Grundpflege – Körperbezogene Pflegemaßnahmen

Definition und Zielsetzung

Grundsätzlich bezeichnet man als Grundpflege alle körperbezogenen Pflegemaßnahmen und Leistungen, die der Gewährleistung der alltäglichen nichtmedizinischen Versorgung dienen. Ganz konkret handelt es sich hierbei um Maßnahmen zur Körperpflege, der Ernährung und Ausscheidungen sowie Prophylaxen (vorbeugende Maßnahmen), der Mobilität und solche, die der sozialen Integration (Teilhabe) dienen.

Je nach individueller Prognose sind diese Hilfen zeitlich begrenzt oder auch auf Dauer angelegt. Ziel ist es, dem Pflegebedürftigen die Möglichkeit zu eröffnen, trotz Einschränkungen im eigenen Heim leben zu können. Stationäre Aufenthalte sollen nach Möglichkeit verkürzt, im besten Fall sogar vollkommen vermieden werden. Ambulante körperbezogene Pflegemaßnahmen begleiten daher den Heilungsprozesse pflegebedürftiger Menschen dahingehend, dass eine Genesung möglich, eine weitere Verschlechterung verhindert und vorbeugende Maßnahmen ergriffen werden können.

 

Wer kann die Grundpflege bei pflegebedürftigen Menschen durchführen?

Durchgeführt werden kann die Grundpflege grundsätzlich ebenso von Angehörigen und Freunden, wie von einem professionellen Pflegedienst.

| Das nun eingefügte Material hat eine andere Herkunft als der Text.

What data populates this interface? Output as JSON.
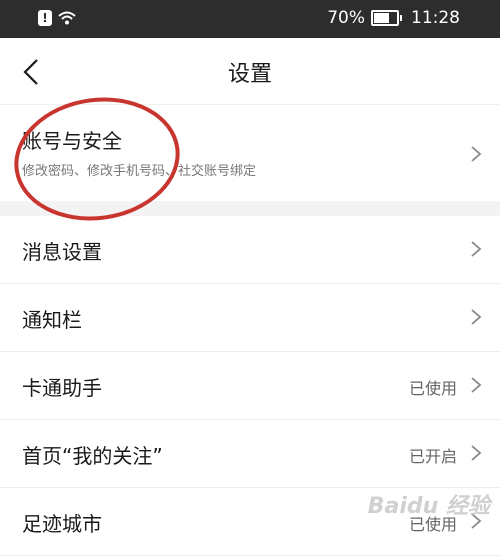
{
  "status_bar": {
    "battery_percent": "70%",
    "battery_level": 0.7,
    "time": "11:28",
    "alert_symbol": "!"
  },
  "header": {
    "title": "设置",
    "back_icon": "chevron-left-icon"
  },
  "account_section": {
    "title": "账号与安全",
    "subtitle": "修改密码、修改手机号码、社交账号绑定"
  },
  "list": {
    "items": [
      {
        "label": "消息设置",
        "value": ""
      },
      {
        "label": "通知栏",
        "value": ""
      },
      {
        "label": "卡通助手",
        "value": "已使用"
      },
      {
        "label": "首页“我的关注”",
        "value": "已开启"
      },
      {
        "label": "足迹城市",
        "value": "已使用"
      }
    ]
  },
  "watermark": {
    "text": "Baidu 经验"
  },
  "colors": {
    "statusbar": "#2d2d2d",
    "annotation": "#c8342e",
    "separator": "#f3f3f3"
  }
}
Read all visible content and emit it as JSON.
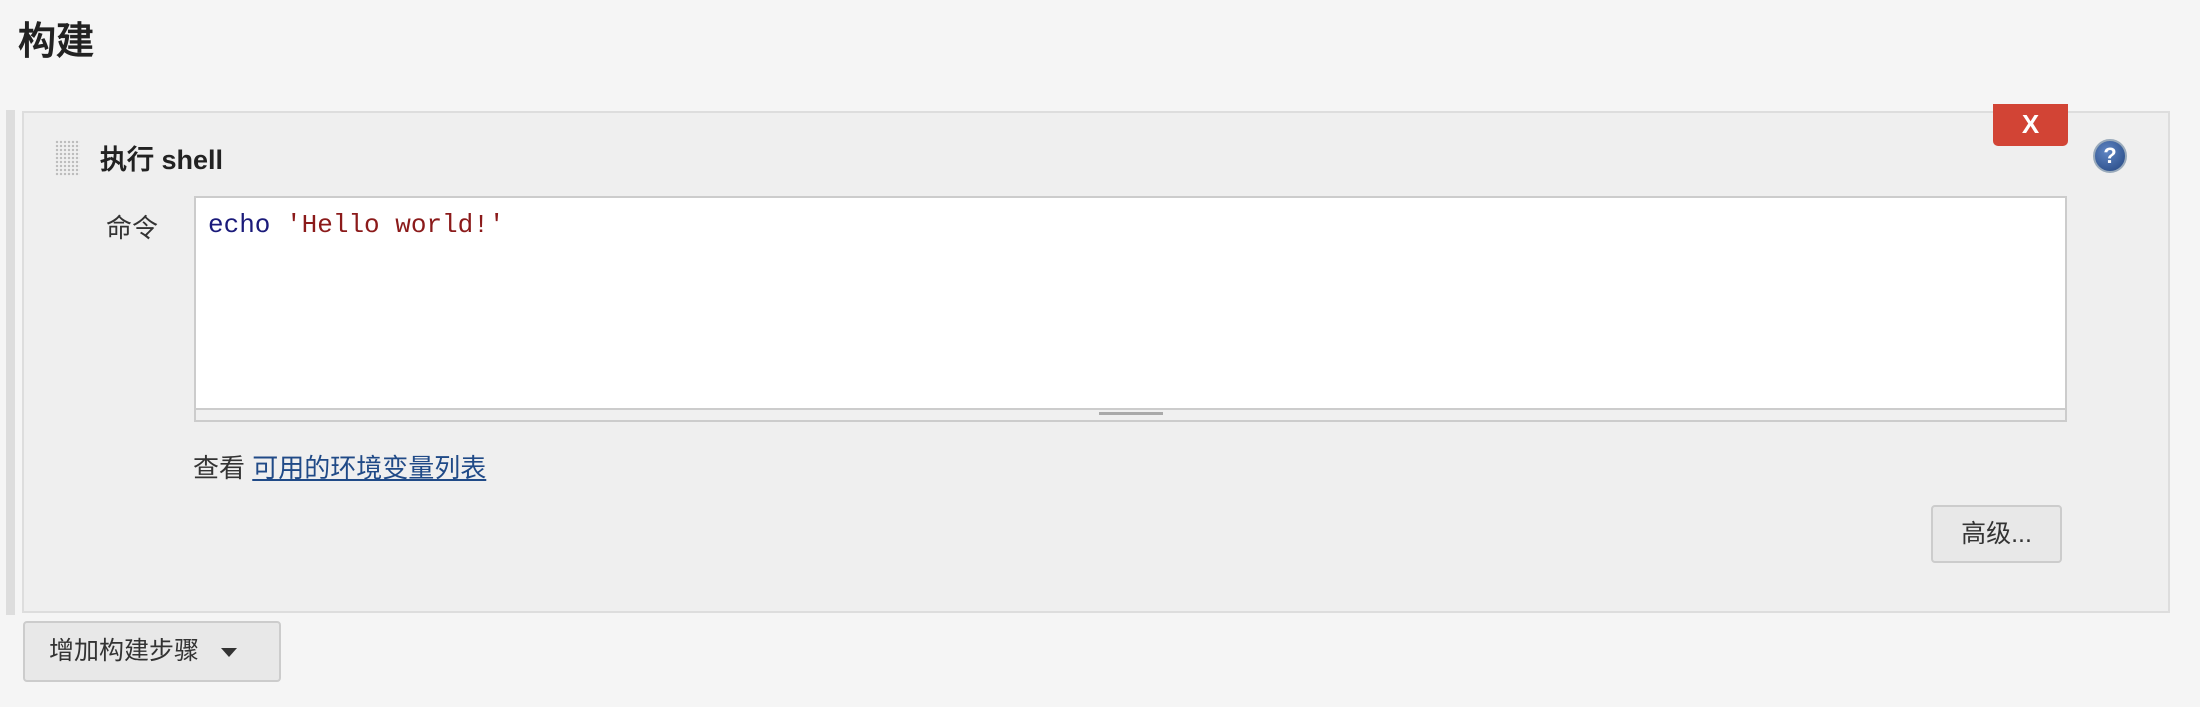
{
  "section_title": "构建",
  "step": {
    "title": "执行 shell",
    "delete_label": "X",
    "help_label": "?",
    "command_label": "命令",
    "command_keyword": "echo",
    "command_string": "'Hello world!'",
    "env_prefix": "查看",
    "env_link": "可用的环境变量列表",
    "advanced_label": "高级..."
  },
  "add_step_label": "增加构建步骤",
  "colors": {
    "delete": "#d24435",
    "link": "#204a87",
    "keyword": "#1a1a7a",
    "string": "#8b1a1a"
  }
}
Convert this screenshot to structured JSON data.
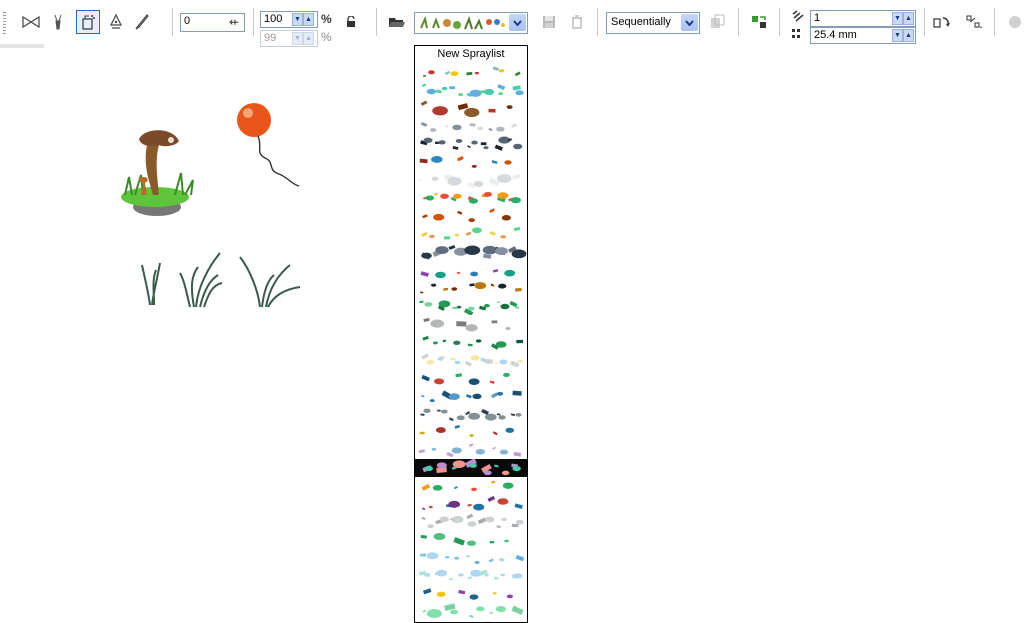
{
  "toolbar": {
    "icons": {
      "preset": "bowtie-icon",
      "brush": "brush-icon",
      "sprayer": "sprayer-icon",
      "calligraphic": "pen-nib-icon",
      "pressure": "pressure-pen-icon",
      "open": "folder-open-icon",
      "save": "save-icon",
      "delete": "trash-icon",
      "playlist": "playlist-icon",
      "reset": "reset-icon",
      "rotation": "rotation-icon",
      "offset": "offset-icon",
      "lock": "lock-icon"
    },
    "smoothing_value": "0",
    "size_value": "100",
    "size_unit": "%",
    "size2_value": "99",
    "size2_unit": "%",
    "spray_order": "Sequentially",
    "dabs_value": "1",
    "spacing_value": "25.4 mm"
  },
  "spraylist": {
    "header": "New Spraylist",
    "stroke_count": 32,
    "selected_index": 22
  },
  "colors": {
    "accent": "#316ac5",
    "combo_border": "#7f9db9",
    "balloon": "#e8561a"
  }
}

Stellvertretend für die pflegebedürftige Person werden dabei die Handgriffen übernommen, die von dem Betroffenen selbst nicht mehr ausgeführt werden können. Unterstützt werden solche, die nur noch teilweise durchgeführt werden können werden und gefördert die, welche noch selbstständig bewältigt werden können.

 

Welche Möglichkeiten der Inanspruchnahme gibt es?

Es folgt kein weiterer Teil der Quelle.